ANKARA – Pemerintah Turki kembali menargetkan oposisi politik dengan menangkap tiga wali kota dari Partai Rakyat Republik (CHP) pada Sabtu pagi (5/7/2025), sebagai bagian dari penyelidikan dugaan korupsi. Penangkapan ini memicu kecaman keras dari berbagai kalangan, yang menyebut tindakan tersebut sebagai bentuk represi politik.

Dikutip dari Agence France-Presse (AFP), Partai CHP menilai penangkapan itu sebagai bagian dari “operasi politik” yang bertujuan melemahkan kekuatan oposisi, terutama setelah partai tersebut meraih kemenangan signifikan dalam pemilihan lokal tahun lalu, mengalahkan Partai Keadilan dan Pembangunan (AKP) yang dipimpin Presiden Recep Tayyip Erdogan.

Ketiga wali kota yang ditangkap adalah Zeydan Karalar (Wali Kota Adana), Muhittin Bocek (Wali Kota Antalya), dan Abdurrahman Tutdere (Wali Kota Adiyaman) — seluruhnya berasal dari wilayah selatan Turki.

Penangkapan ini juga berkaitan dengan kasus yang sebelumnya menyeret Wali Kota Istanbul, Ekrem Imamoglu, tokoh oposisi terkemuka yang dipandang sebagai rival kuat Erdogan dalam Pemilu Presiden 2028. Imamoglu diberhentikan dari jabatannya atas dugaan korupsi, yang kemudian memicu gelombang unjuk rasa besar-besaran di Istanbul pada Maret lalu.

Awal pekan ini, polisi Turki juga dilaporkan telah menangkap lebih dari 120 orang sebagai bagian dari penyelidikan korupsi di wilayah oposisi, khususnya di Kota Izmir, kota terbesar ketiga di Turki.
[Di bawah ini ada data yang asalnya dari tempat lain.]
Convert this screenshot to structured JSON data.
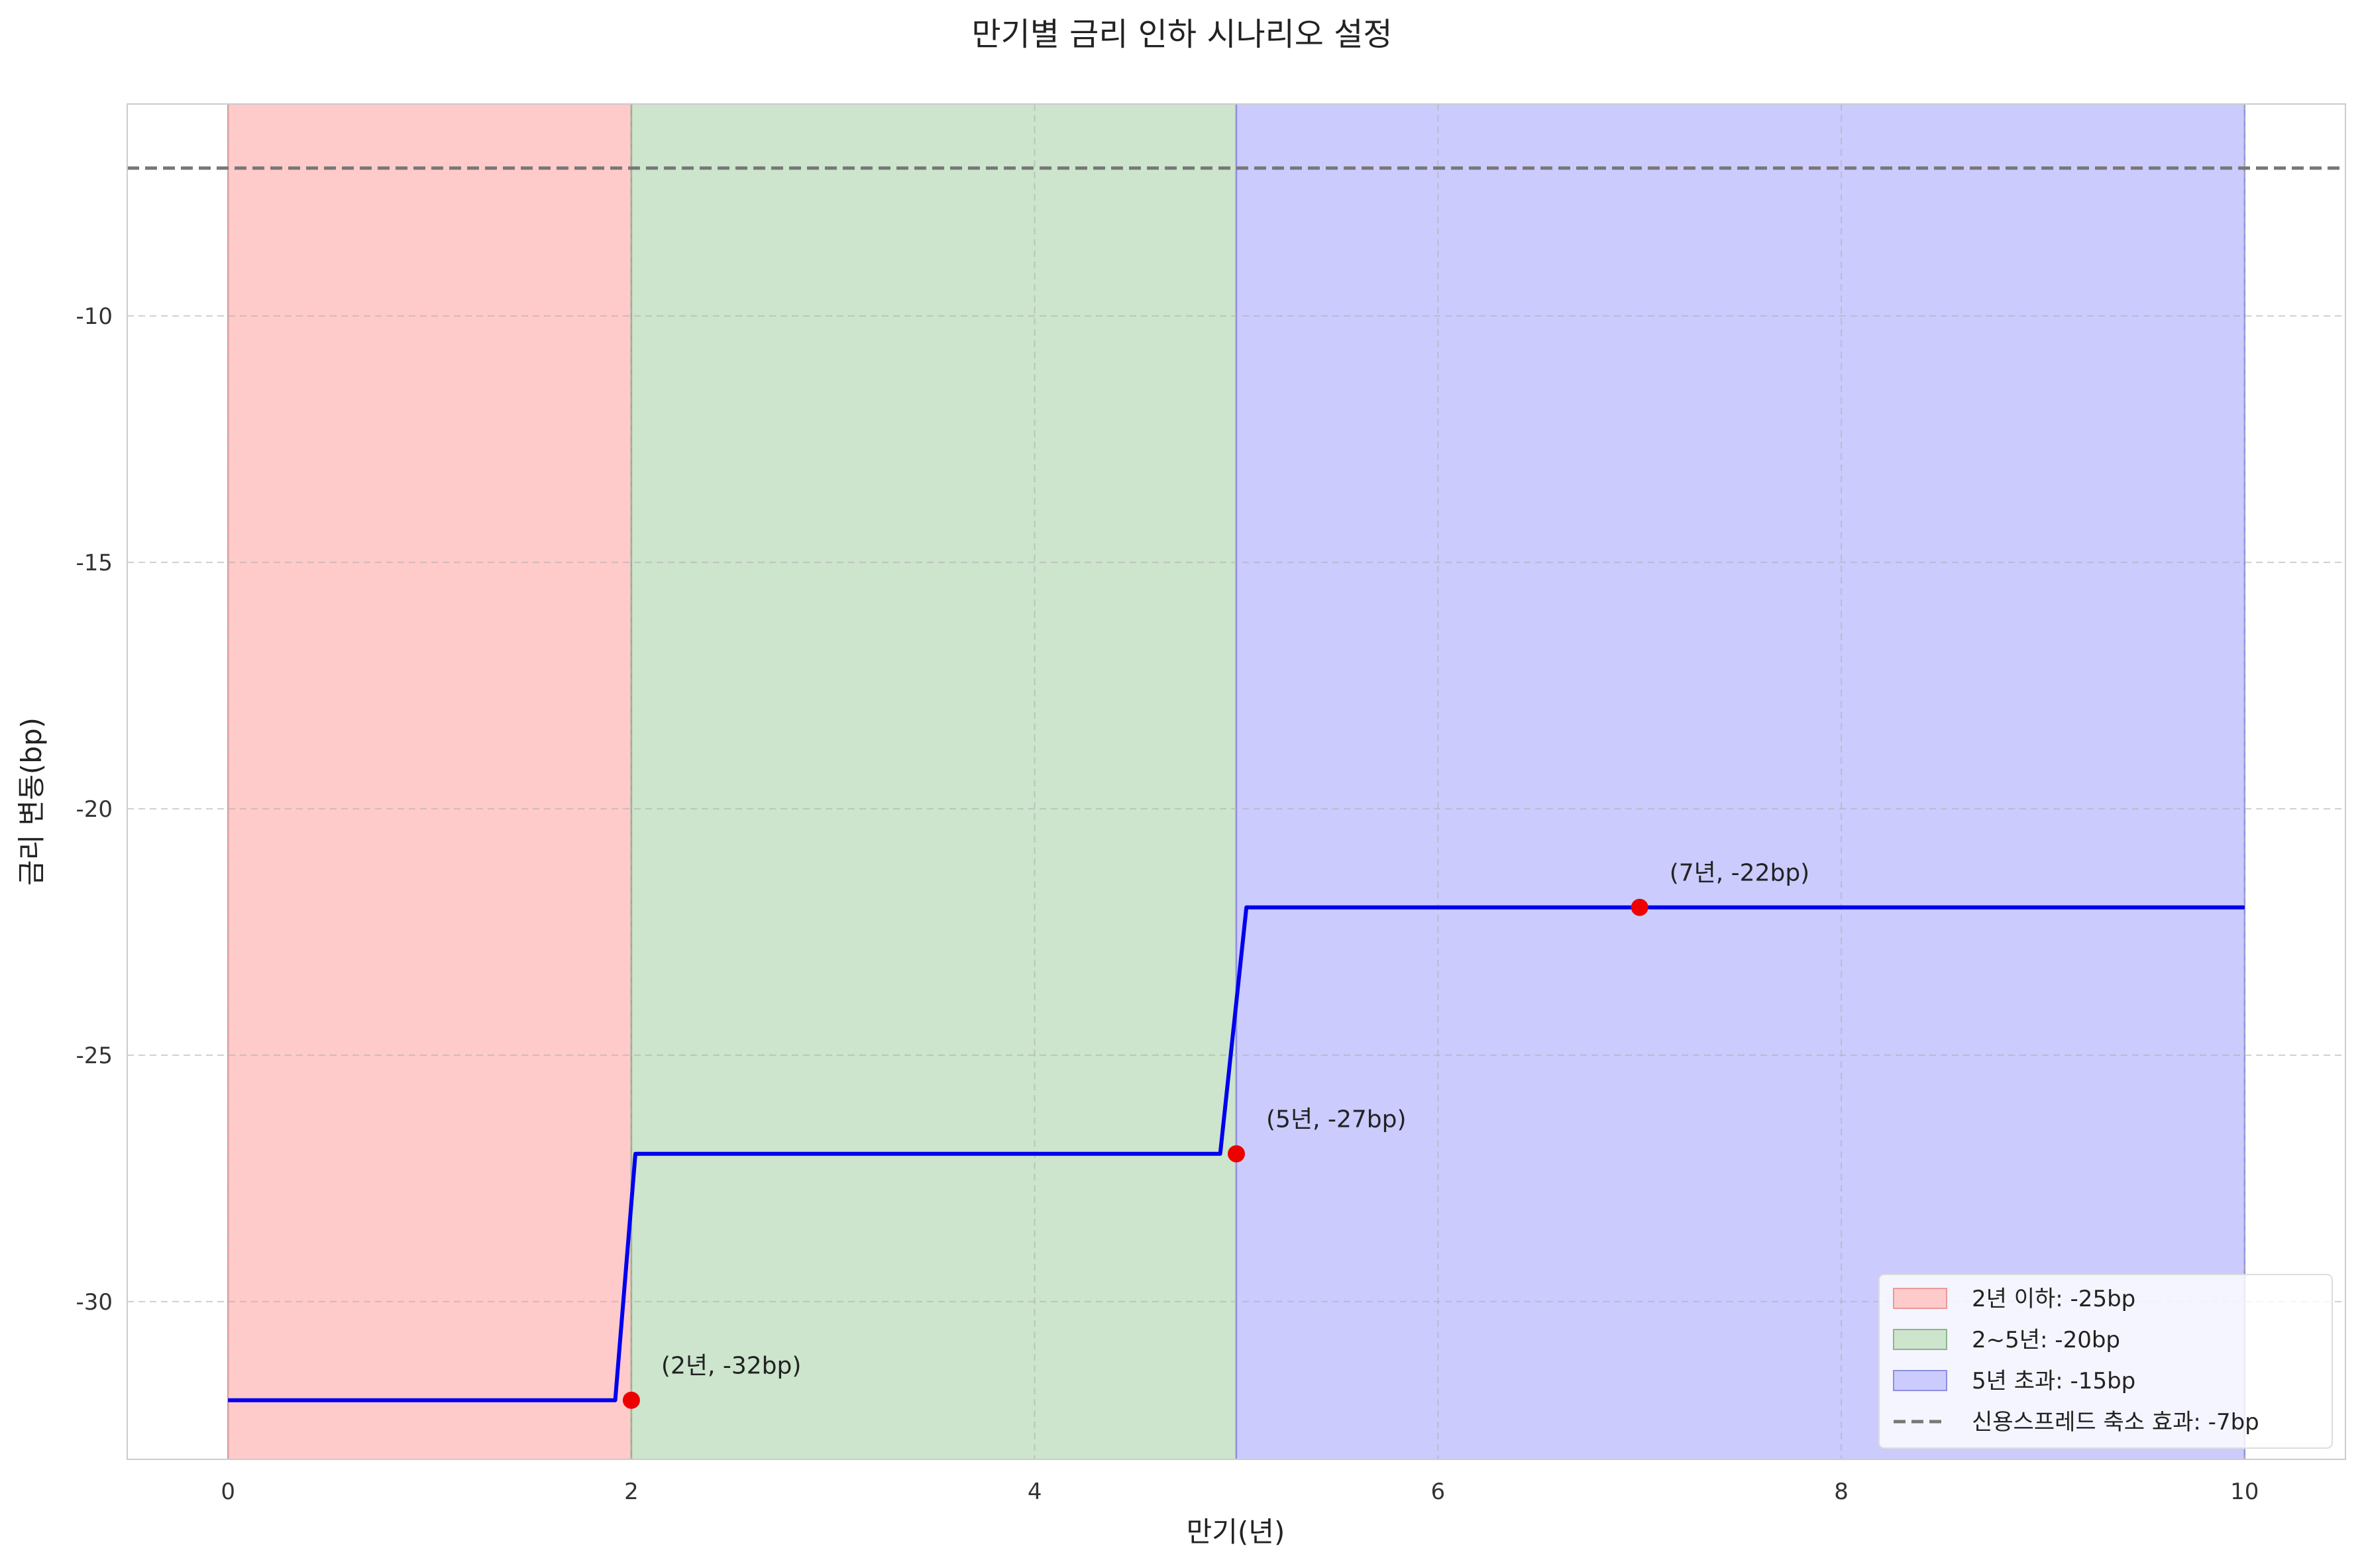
{
  "chart_data": {
    "type": "line",
    "title": "만기별 금리 인하 시나리오 설정",
    "xlabel": "만기(년)",
    "ylabel": "금리 변동(bp)",
    "xlim": [
      -0.5,
      10.5
    ],
    "ylim": [
      -33.2,
      -5.7
    ],
    "xticks": [
      0,
      2,
      4,
      6,
      8,
      10
    ],
    "yticks": [
      -30,
      -25,
      -20,
      -15,
      -10
    ],
    "grid": true,
    "legend_position": "lower-right",
    "regions": [
      {
        "name": "2년 이하: -25bp",
        "x_start": 0,
        "x_end": 2,
        "color": "#ffcaca"
      },
      {
        "name": "2~5년: -20bp",
        "x_start": 2,
        "x_end": 5,
        "color": "#cde4cd"
      },
      {
        "name": "5년 초과: -15bp",
        "x_start": 5,
        "x_end": 10,
        "color": "#cbcbfe"
      }
    ],
    "reference_line": {
      "name": "신용스프레드 축소 효과: -7bp",
      "y": -7,
      "color": "#777777"
    },
    "series": [
      {
        "color": "#0000ee",
        "x": [
          0,
          1.92,
          2.02,
          4.92,
          5.05,
          10
        ],
        "values": [
          -32,
          -32,
          -27,
          -27,
          -22,
          -22
        ]
      }
    ],
    "points": [
      {
        "x": 2,
        "y": -32,
        "label": "(2년, -32bp)"
      },
      {
        "x": 5,
        "y": -27,
        "label": "(5년, -27bp)"
      },
      {
        "x": 7,
        "y": -22,
        "label": "(7년, -22bp)"
      }
    ],
    "point_color": "#ee0000"
  }
}
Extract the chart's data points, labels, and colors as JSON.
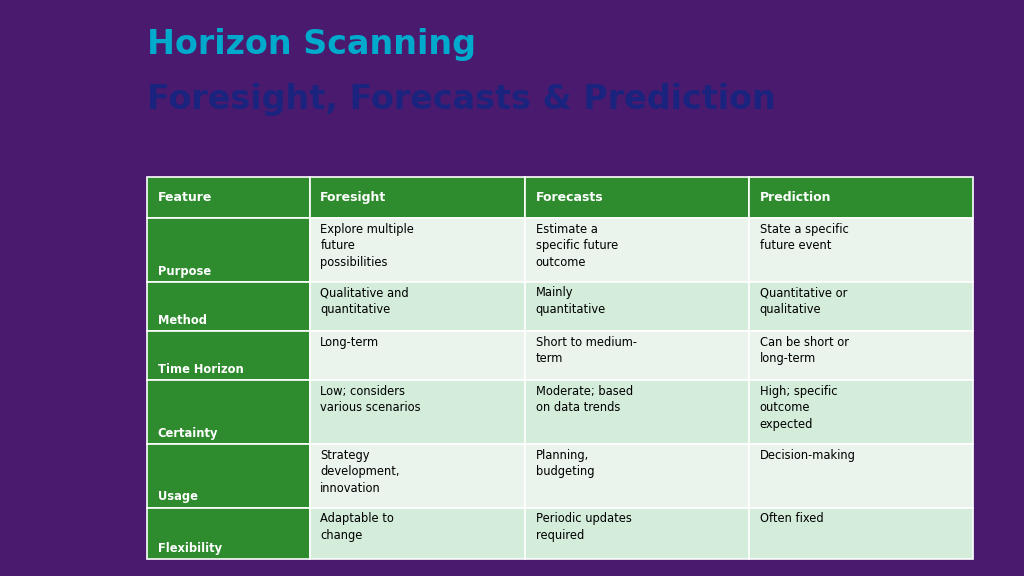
{
  "title_line1": "Horizon Scanning",
  "title_line2": "Foresight, Forecasts & Prediction",
  "title_line1_color": "#00AACC",
  "title_line2_color": "#1a237e",
  "background_color": "#4a1a6e",
  "table_bg": "#ffffff",
  "header_bg": "#2e8b2e",
  "header_text_color": "#ffffff",
  "col0_bg": "#2e8b2e",
  "col0_text_color": "#ffffff",
  "light_row_bg": "#d4edda",
  "lighter_row_bg": "#eaf4ec",
  "body_text_color": "#000000",
  "headers": [
    "Feature",
    "Foresight",
    "Forecasts",
    "Prediction"
  ],
  "rows": [
    [
      "Purpose",
      "Explore multiple\nfuture\npossibilities",
      "Estimate a\nspecific future\noutcome",
      "State a specific\nfuture event"
    ],
    [
      "Method",
      "Qualitative and\nquantitative",
      "Mainly\nquantitative",
      "Quantitative or\nqualitative"
    ],
    [
      "Time Horizon",
      "Long-term",
      "Short to medium-\nterm",
      "Can be short or\nlong-term"
    ],
    [
      "Certainty",
      "Low; considers\nvarious scenarios",
      "Moderate; based\non data trends",
      "High; specific\noutcome\nexpected"
    ],
    [
      "Usage",
      "Strategy\ndevelopment,\ninnovation",
      "Planning,\nbudgeting",
      "Decision-making"
    ],
    [
      "Flexibility",
      "Adaptable to\nchange",
      "Periodic updates\nrequired",
      "Often fixed"
    ]
  ],
  "row_shade": [
    "lighter",
    "light",
    "lighter",
    "light",
    "lighter",
    "light"
  ]
}
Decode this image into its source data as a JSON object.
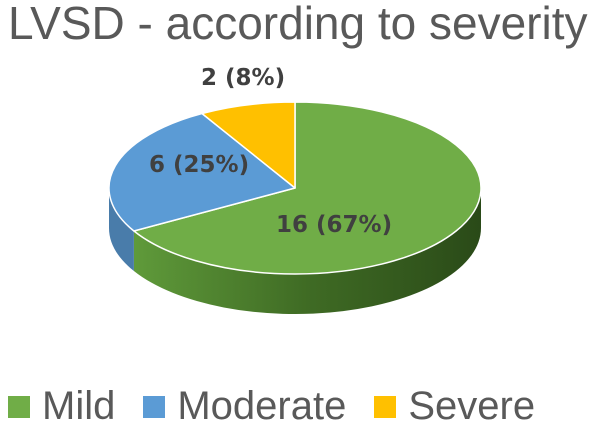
{
  "title": "LVSD - according to severity",
  "chart_data": {
    "type": "pie",
    "title": "LVSD - according to severity",
    "categories": [
      "Mild",
      "Moderate",
      "Severe"
    ],
    "values": [
      16,
      6,
      2
    ],
    "percentages": [
      67,
      25,
      8
    ],
    "data_labels": [
      "16 (67%)",
      "6 (25%)",
      "2 (8%)"
    ],
    "colors": [
      "#70ad47",
      "#5b9bd5",
      "#ffc000"
    ],
    "legend_position": "bottom",
    "style": "3d-pie"
  },
  "legend": [
    {
      "label": "Mild",
      "color": "#70ad47"
    },
    {
      "label": "Moderate",
      "color": "#5b9bd5"
    },
    {
      "label": "Severe",
      "color": "#ffc000"
    }
  ]
}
Wali Kota Ankara dari Partai CHP, Mansur Yavas, menyampaikan kritik tajam terhadap penangkapan tersebut. Dalam unggahan di platform X (sebelumnya Twitter), Yavas menulis:

“Dalam sistem di mana hukum tunduk pada kepentingan politik, keadilan tidak bisa dipercaya. Kami tidak akan tunduk pada ketidakadilan dan pelanggaran hukum.”

Sementara itu, Partai DEM yang pro-Kurdi—partai terbesar ketiga di parlemen Turki—juga mengutuk langkah tersebut. Ketua Partai DEM, Tulay Hatimogullari, menegaskan bahwa penindasan terhadap pejabat terpilih harus segera dihentikan.

“Mengabaikan suara rakyat hanya akan memperdalam polarisasi di masyarakat. Operasi semacam ini bukan solusi, melainkan hambatan bagi demokrasi di Turki,” katanya.

Situasi ini menambah ketegangan politik di Turki menjelang pemilu berikutnya, di tengah sorotan internasional terhadap independensi lembaga peradilan dan demokrasi di negara tersebut.